Hermila Guedes em Essa febre que não passa. Foto: Ivana Moura

“(…) Hoje fico pensando se não foi um atraso de vida, essa minha vocação para gostar do longe. Tudo, quanto mais distante daquela nossa realidade pobrezinha, mais eu gostava. Imagina, numa ponta de rua do mundo, uma criatura crescendo completamente em desacordo! Tânia, Fátima, Goreti, todas elas sonhavam com altares, maridos, filhos, um emprego no Banco do Brasil, talvez. Você lembra? E eu não tinha com quem falar sobre como foi bonito o começo, o meio e o fim de Dolores Duran.”

Cinco contos embebidos em sensibilidade, amor, perda, força, ternura. Essa febre que não passa, montagem do Coletivo Angu de Teatro a partir do livro homônimo da jornalista Luce Pereira, transpira tudo isso.
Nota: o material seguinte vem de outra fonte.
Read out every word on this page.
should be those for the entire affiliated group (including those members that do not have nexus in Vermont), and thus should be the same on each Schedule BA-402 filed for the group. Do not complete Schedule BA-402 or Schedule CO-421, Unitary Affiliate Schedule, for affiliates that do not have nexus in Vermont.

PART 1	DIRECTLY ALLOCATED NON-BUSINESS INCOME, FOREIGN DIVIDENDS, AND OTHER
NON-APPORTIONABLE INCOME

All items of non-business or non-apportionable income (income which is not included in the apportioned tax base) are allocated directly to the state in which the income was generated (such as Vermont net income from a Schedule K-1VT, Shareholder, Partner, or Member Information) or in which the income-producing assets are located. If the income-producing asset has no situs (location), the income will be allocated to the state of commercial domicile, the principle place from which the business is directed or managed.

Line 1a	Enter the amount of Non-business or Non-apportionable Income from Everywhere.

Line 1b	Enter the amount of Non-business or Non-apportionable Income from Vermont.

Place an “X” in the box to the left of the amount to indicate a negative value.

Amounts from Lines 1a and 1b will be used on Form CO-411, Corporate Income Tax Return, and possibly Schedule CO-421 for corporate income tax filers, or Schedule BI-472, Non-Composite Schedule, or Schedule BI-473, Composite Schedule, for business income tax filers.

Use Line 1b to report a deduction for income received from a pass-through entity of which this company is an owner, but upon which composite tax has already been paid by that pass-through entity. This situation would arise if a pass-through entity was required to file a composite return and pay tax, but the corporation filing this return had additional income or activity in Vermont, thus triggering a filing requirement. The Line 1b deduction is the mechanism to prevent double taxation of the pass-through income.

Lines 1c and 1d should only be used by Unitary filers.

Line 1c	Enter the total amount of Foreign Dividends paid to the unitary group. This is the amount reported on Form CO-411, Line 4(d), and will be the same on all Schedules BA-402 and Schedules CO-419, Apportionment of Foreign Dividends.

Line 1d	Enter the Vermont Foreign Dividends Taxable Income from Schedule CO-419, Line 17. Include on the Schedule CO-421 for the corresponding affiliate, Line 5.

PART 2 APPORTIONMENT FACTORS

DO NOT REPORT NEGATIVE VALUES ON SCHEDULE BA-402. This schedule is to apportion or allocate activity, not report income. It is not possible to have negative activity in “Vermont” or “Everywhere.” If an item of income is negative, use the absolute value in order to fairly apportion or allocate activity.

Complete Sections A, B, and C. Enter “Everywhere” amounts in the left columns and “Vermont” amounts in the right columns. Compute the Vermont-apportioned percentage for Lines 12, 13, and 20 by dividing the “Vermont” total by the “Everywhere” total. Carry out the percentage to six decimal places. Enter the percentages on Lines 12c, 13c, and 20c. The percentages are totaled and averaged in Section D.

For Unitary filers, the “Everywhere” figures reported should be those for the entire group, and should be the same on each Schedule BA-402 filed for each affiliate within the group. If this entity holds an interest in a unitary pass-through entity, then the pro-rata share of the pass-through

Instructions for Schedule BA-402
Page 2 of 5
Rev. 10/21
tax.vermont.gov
Com algumas especificidades e primeiras vezes: o elenco é todo feminino e André Brasileiro estreia na direção, sob o olhar sempre atento de Marcondes Lima, diretor das três montagens anteriores do grupo: Angu de sangue, Ópera e Rasif – Mar que arrebenta.

No palco, Ceronha Pontes, Hilda Torres, Márcia Cruz, Mayra Waquim, Nínive Caldas e também Hermila Guedes ou Lili Rocha. Desde o ano passado, quando Hermila precisou gravar novela que Lili divide o papel com ela; e agora como o filme Era ma vez eu, Verônica terá pré-estreia em alguns lugares, Lili entra em cena novamente.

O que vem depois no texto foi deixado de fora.